Für Hamilton ist Ferrari die letzte Chance auf einen weiteren Titel
Charles Leclerc belegt in der WM-Wertung mit 32 Punkten Rang fünf, Lewis Hamilton folgt mit 25 Zählern auf Platz sieben. Aufs Podium hat es noch keiner der beiden Fahrer in diesem Jahr geschafft. „Hamilton ist ein großartiger Fahrer und Teil der Formel-1-Geschichte. Er weiß, dass das seine letzte Chance ist. Er kam zu Ferrari, um zu gewinnen und seine Karriere dort zu beenden“, sagte Luca di Montezemolo.
Noch aber kämpft Hamilton mit der Anpassung an das neue Team. „Das Auto verlangt einfach einen völlig anderen Fahrstil. Ich passe mich gerade daran an, und langsam verinnerliche ich es, bekomme auch die Balance besser hin,“ sagte der Brite zuletzt in Bahrain. Vor seinem Wechsel zu Ferrari war Hamilton zwölf Jahre für Mercedes gefahren. Mit dem Abschied zur Scuderia erfüllte er sich seinen großen Traum. Einmal in Rot fahren, und vielleicht Weltmeister werden – das treibt ihn auf den letzten Karriere-Kilometern an.

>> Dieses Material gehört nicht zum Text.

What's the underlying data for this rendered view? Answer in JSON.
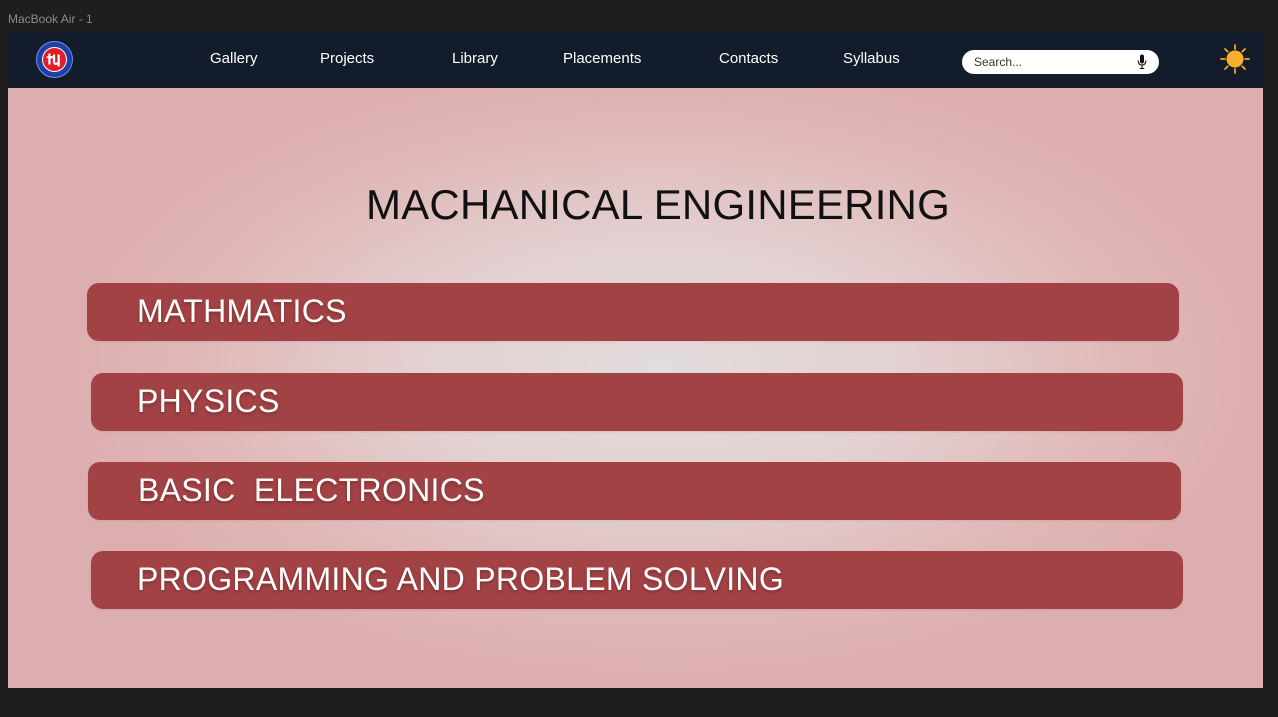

Leicht aber fällt ihm die Umstellung nicht. Am Sonntag (19 Uhr) steht das Rennen in Saudi-Arabien an. Die Premiere in Dschidda hatte Hamilton 2021 gewonnen. Seitdem aber hat Red Bull dominiert. Diesmal deutet vieles auf dem Hochgeschwindigkeitskurs auf die derzeit überlegenen McLaren-Piloten Lando Norris und Oscar Piastri hin. Und Ferrari? Immerhin dreimal schaffte es ein roter Renner in den vergangenen Jahren in Saudi-Arabien unter die besten Drei. Damit wäre die Scuderia wohl auch am Sonntag erstmal zufrieden.